City of Vallejo, California To File for Bankruptcy

May 7 (EIRNS)—A $20 billion-plus revenue hole has opened up, causing a cash crisis in California under the misleadership of Gov. Arnold Schwarzenegger, at the same time that the city of Vallejo voted to file for bankruptcy protection at a City Council meeting May 6. The state could run out of cash by August, due to low cash reserves and lagging revenues, which would force it to seek loans from banks which, due to the state's low credit rating, would mean paying higher interest rates. State Comptroller John Chiang remarked, "In essence, it's taking a subprime loan for the state, and it comes with greater costs." The state Treasurer's Office puts the cost of such a loan at $100 million, or enough to educate 8,300 students in a year.

Vallejo will run out of cash by June 30; its revenues have plummeted as housing prices have collapsed. In January alone, home prices fell 19%, causing a drop in Vallejo's housing-related revenues. The city estimates a $16 million deficit for the next fiscal year, which starts July 1. The city's revenue base was decimated after the 1996 shutdown of its shipyard, the Mare Island Naval Shipyard, which was the West Coast's first shipyard, established in 1854.

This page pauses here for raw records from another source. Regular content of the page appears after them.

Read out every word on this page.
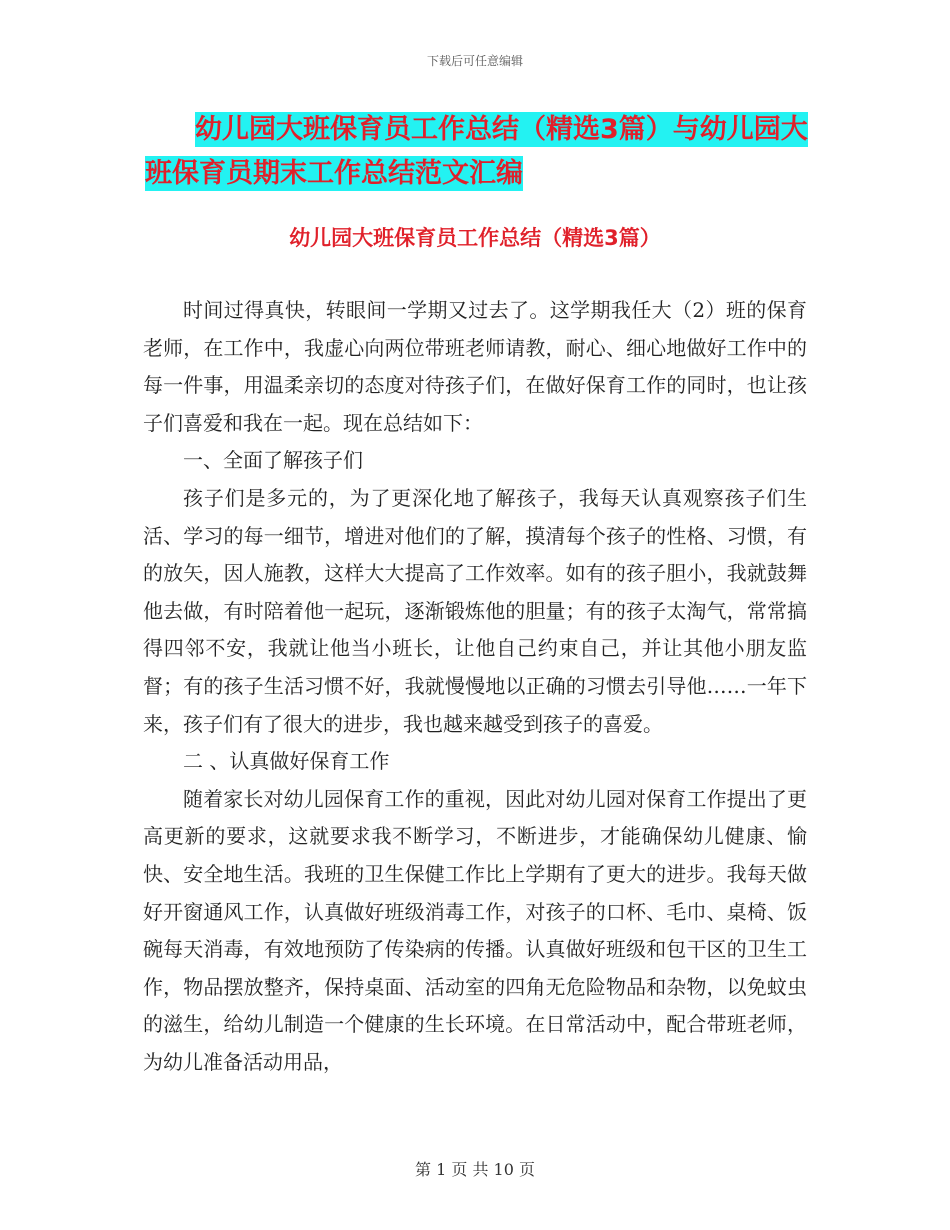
下载后可任意编辑
幼儿园大班保育员工作总结（精选3篇）与幼儿园大
班保育员期末工作总结范文汇编
幼儿园大班保育员工作总结（精选3篇）

时间过得真快，转眼间一学期又过去了。这学期我任大（2）班的保育老师，在工作中，我虚心向两位带班老师请教，耐心、细心地做好工作中的每一件事，用温柔亲切的态度对待孩子们，在做好保育工作的同时，也让孩子们喜爱和我在一起。现在总结如下：

一、全面了解孩子们

孩子们是多元的，为了更深化地了解孩子，我每天认真观察孩子们生活、学习的每一细节，增进对他们的了解，摸清每个孩子的性格、习惯，有的放矢，因人施教，这样大大提高了工作效率。如有的孩子胆小，我就鼓舞他去做，有时陪着他一起玩，逐渐锻炼他的胆量；有的孩子太淘气，常常搞得四邻不安，我就让他当小班长，让他自己约束自己，并让其他小朋友监督；有的孩子生活习惯不好，我就慢慢地以正确的习惯去引导他……一年下来，孩子们有了很大的进步，我也越来越受到孩子的喜爱。

二 、认真做好保育工作

随着家长对幼儿园保育工作的重视，因此对幼儿园对保育工作提出了更高更新的要求，这就要求我不断学习，不断进步，才能确保幼儿健康、愉快、安全地生活。我班的卫生保健工作比上学期有了更大的进步。我每天做好开窗通风工作，认真做好班级消毒工作，对孩子的口杯、毛巾、桌椅、饭碗每天消毒，有效地预防了传染病的传播。认真做好班级和包干区的卫生工作，物品摆放整齐，保持桌面、活动室的四角无危险物品和杂物，以免蚊虫的滋生，给幼儿制造一个健康的生长环境。在日常活动中，配合带班老师，为幼儿准备活动用品，

第 1 页 共 10 页
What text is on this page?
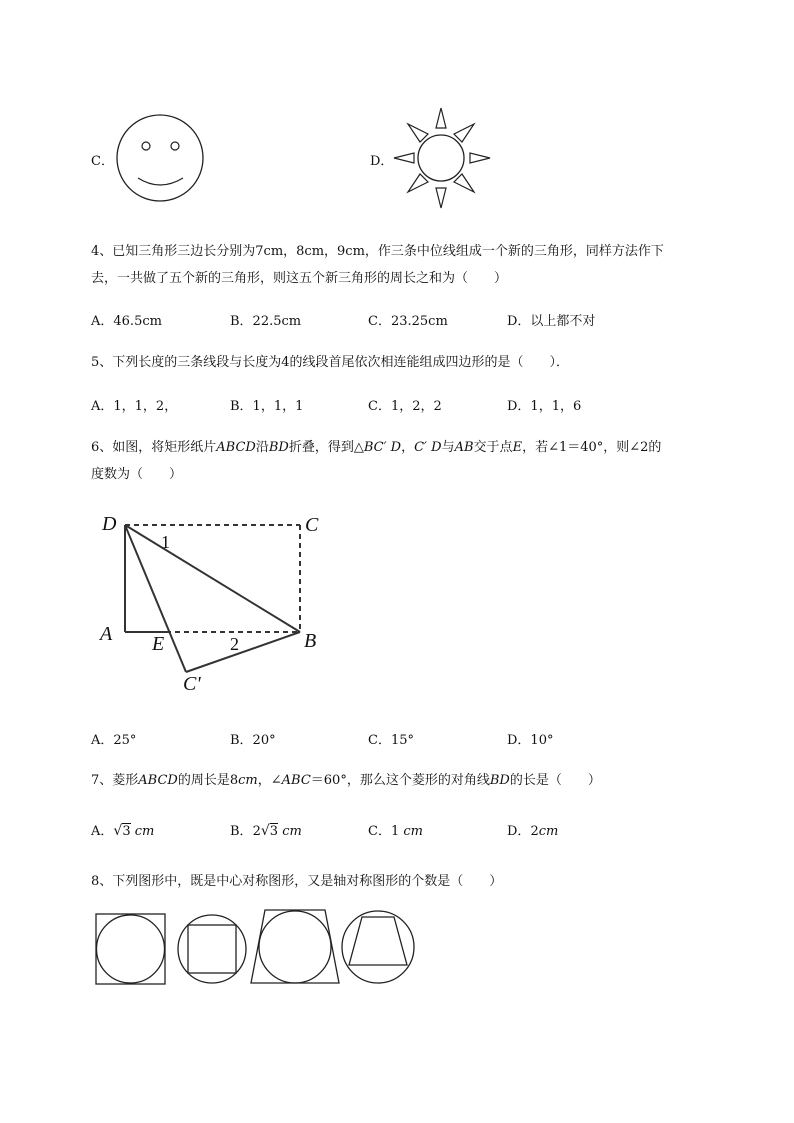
C．	D．
4、已知三角形三边长分别为7cm，8cm，9cm，作三条中位线组成一个新的三角形，同样方法作下
去，一共做了五个新的三角形，则这五个新三角形的周长之和为（　　）
A．46.5cm	B．22.5cm	C．23.25cm	D．以上都不对
5、下列长度的三条线段与长度为4的线段首尾依次相连能组成四边形的是（　　）．
A．1，1，2，	B．1，1，1	C．1，2，2	D．1，1，6
6、如图，将矩形纸片ABCD沿BD折叠，得到△BC′ D，C′ D与AB交于点E，若∠1＝40°，则∠2的
度数为（　　）
D	C
A E	B
C'
1
2
A．25°	B．20°	C．15°	D．10°
7、菱形ABCD的周长是8cm，∠ABC＝60°，那么这个菱形的对角线BD的长是（　　）
A．√3 cm	B．2√3 cm	C．1 cm	D．2cm
8、下列图形中，既是中心对称图形，又是轴对称图形的个数是（　　）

The state's $20 billion-plus deficit is equal to 20%—one-fifth—of the its general fund. California, the biggest U.S. state economy, and world's fifth-largest economy, has built its fiscal house on the quicksand of the London and Wall Street housing and stock market bubbles. Its revenue demise is a reflection of the global financial meltdown.

Ding-a-Ling Brothers and Barney Bailout's New Act

May 7 (EIRNS)—Many observers are claiming surprise over Federal Reserve chairman Ben Bernanke's May 5 call for Rep. Barney 'Bailout' Frank's "American Housing Rescue Act." But already in February, the LaRouche Youth Movement in Washington, D.C. exposed the "Ding-a-Ling Brothers and Barney Bailout Circus," which teams up the desperate Fed chairman, with the corrupt sidekick of Mis-Leadership Nancy Pelosi, in pushing to set up Federal bailouts in the hundreds of billions of dollars for collapsing debt-bubble securities. In fact, CNBC-TV reported in March that Wall Street investment banks drafted the bill with their willing agent Barney Frank (D-Mass.).

Frank's bill is intended not to rescue housing, but to rescue Countrywide, Bear Stearns, and hedge funds from the collapse of their pyramid of debt securities. In particular, it is an intended roadblock against the Homeowners and Bank Protection Act (HBPA), proposed by Lyndon LaRouche and called for by city councils and state legislatures around the county. Barney Bailout's bill was analyzed in "Congress Converges on Bailouts To Block HBPA" in EIR, March 21, 2008; and in early April, the Congressional Budget Office echoed EIR's charge that the bill is a bailout.

Even though the White House claims Bush may veto the $300 billion commitment of the Federal Housing Administration (FHA) to buy mortgages, Bernanke pushed it in a Columbia University speech May 5. Frank is gloating that, "It is too bad President Bush ignored the advice of Chairman Bernanke and decided on right-wing ideology over needed compassion and good economics." Bernanke, who has continually increased the Federal Reserve's large bailout loans to banks, wants Federal agencies like the FHA, with Federal tax dollars, to be brought directly into the bailout circus.